Use sample_distributed() with an explicit backend instead:
# Removed (was deprecated since v2.2.0)
# samples_df = result.sample_spark(n=1_000_000, spark=spark)
# samples_df = copula.sample_spark(n=1_000_000)
# Use instead
from spark_bestfit.backends import BackendFactory
from spark_bestfit.sampling import sample_distributed
backend = BackendFactory.create("spark", spark_session=spark)

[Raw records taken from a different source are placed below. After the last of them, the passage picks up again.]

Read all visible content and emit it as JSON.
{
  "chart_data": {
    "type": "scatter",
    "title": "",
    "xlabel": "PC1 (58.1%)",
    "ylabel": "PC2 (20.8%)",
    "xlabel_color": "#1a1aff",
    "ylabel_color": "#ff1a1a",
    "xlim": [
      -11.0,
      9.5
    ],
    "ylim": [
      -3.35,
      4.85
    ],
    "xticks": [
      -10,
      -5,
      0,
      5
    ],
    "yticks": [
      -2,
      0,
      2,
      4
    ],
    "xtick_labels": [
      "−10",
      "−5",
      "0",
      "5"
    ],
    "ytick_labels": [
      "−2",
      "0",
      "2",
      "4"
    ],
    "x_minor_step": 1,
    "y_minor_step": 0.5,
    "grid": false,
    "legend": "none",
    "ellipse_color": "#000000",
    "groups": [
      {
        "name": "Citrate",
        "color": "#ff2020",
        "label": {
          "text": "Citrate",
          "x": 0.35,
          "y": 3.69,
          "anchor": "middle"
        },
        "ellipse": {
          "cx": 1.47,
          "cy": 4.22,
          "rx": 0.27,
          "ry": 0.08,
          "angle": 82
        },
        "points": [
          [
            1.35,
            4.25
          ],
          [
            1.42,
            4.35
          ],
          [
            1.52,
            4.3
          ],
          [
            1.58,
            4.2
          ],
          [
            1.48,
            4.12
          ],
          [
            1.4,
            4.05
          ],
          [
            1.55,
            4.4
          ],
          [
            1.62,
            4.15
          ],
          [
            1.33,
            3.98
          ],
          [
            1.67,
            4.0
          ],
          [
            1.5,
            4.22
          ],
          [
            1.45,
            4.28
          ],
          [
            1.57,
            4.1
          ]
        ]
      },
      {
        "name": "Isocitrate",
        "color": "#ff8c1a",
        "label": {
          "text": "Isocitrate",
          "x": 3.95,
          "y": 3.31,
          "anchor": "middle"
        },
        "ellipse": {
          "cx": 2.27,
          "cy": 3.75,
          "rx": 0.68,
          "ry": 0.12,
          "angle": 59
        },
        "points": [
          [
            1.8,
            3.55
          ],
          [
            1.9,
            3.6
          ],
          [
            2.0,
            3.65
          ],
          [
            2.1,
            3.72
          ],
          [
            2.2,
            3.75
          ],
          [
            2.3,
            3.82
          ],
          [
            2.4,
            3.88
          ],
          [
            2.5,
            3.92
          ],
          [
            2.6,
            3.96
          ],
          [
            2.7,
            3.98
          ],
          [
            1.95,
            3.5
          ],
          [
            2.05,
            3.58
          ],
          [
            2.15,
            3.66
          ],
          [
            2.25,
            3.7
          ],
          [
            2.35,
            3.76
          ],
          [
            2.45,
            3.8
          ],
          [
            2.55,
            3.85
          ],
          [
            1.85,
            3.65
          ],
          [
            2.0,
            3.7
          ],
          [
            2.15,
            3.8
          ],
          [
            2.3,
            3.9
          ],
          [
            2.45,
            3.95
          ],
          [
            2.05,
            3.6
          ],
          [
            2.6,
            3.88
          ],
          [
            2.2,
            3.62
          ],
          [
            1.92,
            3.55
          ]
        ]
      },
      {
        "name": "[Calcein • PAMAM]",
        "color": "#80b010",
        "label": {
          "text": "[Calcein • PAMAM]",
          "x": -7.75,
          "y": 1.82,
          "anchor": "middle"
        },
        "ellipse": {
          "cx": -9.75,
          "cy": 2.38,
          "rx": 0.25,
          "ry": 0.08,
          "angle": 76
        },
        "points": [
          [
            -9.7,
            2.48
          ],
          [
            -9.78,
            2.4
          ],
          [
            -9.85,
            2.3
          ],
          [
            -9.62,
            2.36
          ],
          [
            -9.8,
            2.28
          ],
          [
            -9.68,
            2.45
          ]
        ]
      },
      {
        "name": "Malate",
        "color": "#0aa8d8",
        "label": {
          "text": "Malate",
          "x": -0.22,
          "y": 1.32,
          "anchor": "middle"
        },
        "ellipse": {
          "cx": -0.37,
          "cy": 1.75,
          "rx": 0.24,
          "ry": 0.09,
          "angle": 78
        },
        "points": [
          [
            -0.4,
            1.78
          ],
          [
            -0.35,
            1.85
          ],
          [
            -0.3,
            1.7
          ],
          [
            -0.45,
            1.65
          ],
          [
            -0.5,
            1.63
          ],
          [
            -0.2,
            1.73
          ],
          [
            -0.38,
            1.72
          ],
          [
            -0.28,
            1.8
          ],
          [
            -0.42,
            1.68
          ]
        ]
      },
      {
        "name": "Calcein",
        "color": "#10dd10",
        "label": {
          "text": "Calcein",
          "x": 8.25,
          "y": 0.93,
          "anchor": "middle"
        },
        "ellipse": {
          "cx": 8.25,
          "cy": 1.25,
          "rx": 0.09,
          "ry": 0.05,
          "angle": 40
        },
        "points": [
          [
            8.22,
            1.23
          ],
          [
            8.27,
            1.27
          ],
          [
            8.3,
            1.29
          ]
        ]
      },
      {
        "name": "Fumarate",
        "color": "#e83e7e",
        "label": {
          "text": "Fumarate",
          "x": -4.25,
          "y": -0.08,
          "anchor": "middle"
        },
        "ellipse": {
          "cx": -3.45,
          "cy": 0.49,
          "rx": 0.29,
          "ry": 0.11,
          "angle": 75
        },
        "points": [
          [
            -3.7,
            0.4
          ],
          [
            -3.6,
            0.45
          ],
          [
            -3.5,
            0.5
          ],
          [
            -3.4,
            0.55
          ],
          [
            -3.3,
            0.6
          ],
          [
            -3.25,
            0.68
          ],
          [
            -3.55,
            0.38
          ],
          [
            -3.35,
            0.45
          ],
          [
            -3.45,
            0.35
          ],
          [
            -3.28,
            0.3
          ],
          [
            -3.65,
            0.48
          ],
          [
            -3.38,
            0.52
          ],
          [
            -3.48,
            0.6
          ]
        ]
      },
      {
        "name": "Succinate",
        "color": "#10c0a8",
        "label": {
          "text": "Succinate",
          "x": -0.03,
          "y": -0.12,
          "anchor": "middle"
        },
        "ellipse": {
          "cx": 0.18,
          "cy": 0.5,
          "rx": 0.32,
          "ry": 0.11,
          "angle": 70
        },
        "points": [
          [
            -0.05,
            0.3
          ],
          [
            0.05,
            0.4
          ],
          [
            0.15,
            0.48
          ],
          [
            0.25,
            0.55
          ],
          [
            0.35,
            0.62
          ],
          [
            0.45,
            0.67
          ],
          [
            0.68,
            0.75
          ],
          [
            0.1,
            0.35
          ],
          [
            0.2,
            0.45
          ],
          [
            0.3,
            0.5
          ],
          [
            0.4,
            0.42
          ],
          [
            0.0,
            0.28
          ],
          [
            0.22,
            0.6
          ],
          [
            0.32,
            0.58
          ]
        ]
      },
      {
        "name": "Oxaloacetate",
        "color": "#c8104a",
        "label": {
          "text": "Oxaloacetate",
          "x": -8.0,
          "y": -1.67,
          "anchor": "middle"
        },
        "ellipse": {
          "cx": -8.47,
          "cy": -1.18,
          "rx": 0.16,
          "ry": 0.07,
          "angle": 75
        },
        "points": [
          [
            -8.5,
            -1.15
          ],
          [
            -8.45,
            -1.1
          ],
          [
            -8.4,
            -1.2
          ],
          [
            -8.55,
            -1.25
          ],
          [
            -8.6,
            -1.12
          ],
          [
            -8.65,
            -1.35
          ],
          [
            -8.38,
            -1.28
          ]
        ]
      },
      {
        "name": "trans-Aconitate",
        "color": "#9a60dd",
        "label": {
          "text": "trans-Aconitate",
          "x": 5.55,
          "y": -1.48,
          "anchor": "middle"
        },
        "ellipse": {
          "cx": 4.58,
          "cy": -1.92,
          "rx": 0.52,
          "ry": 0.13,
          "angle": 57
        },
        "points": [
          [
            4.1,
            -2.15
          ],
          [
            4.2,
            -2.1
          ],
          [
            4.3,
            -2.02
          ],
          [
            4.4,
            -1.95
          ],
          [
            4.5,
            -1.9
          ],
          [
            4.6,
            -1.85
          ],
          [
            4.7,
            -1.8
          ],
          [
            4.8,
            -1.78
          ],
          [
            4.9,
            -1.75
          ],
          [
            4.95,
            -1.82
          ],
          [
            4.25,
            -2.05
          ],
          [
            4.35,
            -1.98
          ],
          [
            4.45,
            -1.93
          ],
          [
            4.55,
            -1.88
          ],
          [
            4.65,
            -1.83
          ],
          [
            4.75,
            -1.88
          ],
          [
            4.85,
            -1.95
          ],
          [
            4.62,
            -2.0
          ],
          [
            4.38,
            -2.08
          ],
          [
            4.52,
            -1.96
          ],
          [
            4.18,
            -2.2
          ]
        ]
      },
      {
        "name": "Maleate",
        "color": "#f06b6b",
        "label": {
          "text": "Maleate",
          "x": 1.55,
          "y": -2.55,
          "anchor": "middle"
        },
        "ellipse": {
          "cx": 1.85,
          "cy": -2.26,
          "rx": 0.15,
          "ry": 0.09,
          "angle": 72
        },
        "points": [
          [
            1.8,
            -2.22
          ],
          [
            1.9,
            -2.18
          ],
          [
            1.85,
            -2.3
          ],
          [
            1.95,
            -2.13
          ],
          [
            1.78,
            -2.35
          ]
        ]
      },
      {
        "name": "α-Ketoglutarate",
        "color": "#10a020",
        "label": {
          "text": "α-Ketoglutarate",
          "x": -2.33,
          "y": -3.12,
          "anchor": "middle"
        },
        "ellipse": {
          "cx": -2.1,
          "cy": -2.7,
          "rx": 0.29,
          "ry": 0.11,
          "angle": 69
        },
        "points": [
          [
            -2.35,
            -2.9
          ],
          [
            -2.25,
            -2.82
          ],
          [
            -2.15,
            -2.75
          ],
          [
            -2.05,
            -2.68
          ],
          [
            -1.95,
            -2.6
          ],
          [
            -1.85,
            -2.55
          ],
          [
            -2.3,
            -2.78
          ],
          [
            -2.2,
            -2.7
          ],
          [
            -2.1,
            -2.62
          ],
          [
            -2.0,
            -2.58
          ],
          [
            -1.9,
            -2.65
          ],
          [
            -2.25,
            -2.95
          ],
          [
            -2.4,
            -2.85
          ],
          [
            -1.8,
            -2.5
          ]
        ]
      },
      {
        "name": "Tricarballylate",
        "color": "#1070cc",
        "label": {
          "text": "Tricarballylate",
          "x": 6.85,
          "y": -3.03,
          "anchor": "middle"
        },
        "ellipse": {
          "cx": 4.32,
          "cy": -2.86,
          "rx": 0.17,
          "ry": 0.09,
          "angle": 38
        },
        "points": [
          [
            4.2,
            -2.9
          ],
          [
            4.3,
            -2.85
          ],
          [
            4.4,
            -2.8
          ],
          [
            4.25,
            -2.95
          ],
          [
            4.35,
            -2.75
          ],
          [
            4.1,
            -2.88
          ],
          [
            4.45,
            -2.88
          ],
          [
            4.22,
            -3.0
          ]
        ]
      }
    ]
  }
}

samples_df = sample_distributed(
distribution=result.distribution,
parameters=result.parameters,
n=1_000_000,
backend=backend,
)
# For copula
samples_df = copula.sample_distributed(n=1_000_000, backend=backend)
ray_backend.rst
The standalone ray_backend.rst documentation is deprecated in favor of the
unified Backend Guide guide.
Version markers in docs
Documentation no longer includes version markers in section headers. Features are documented as current capabilities. See this page for version history.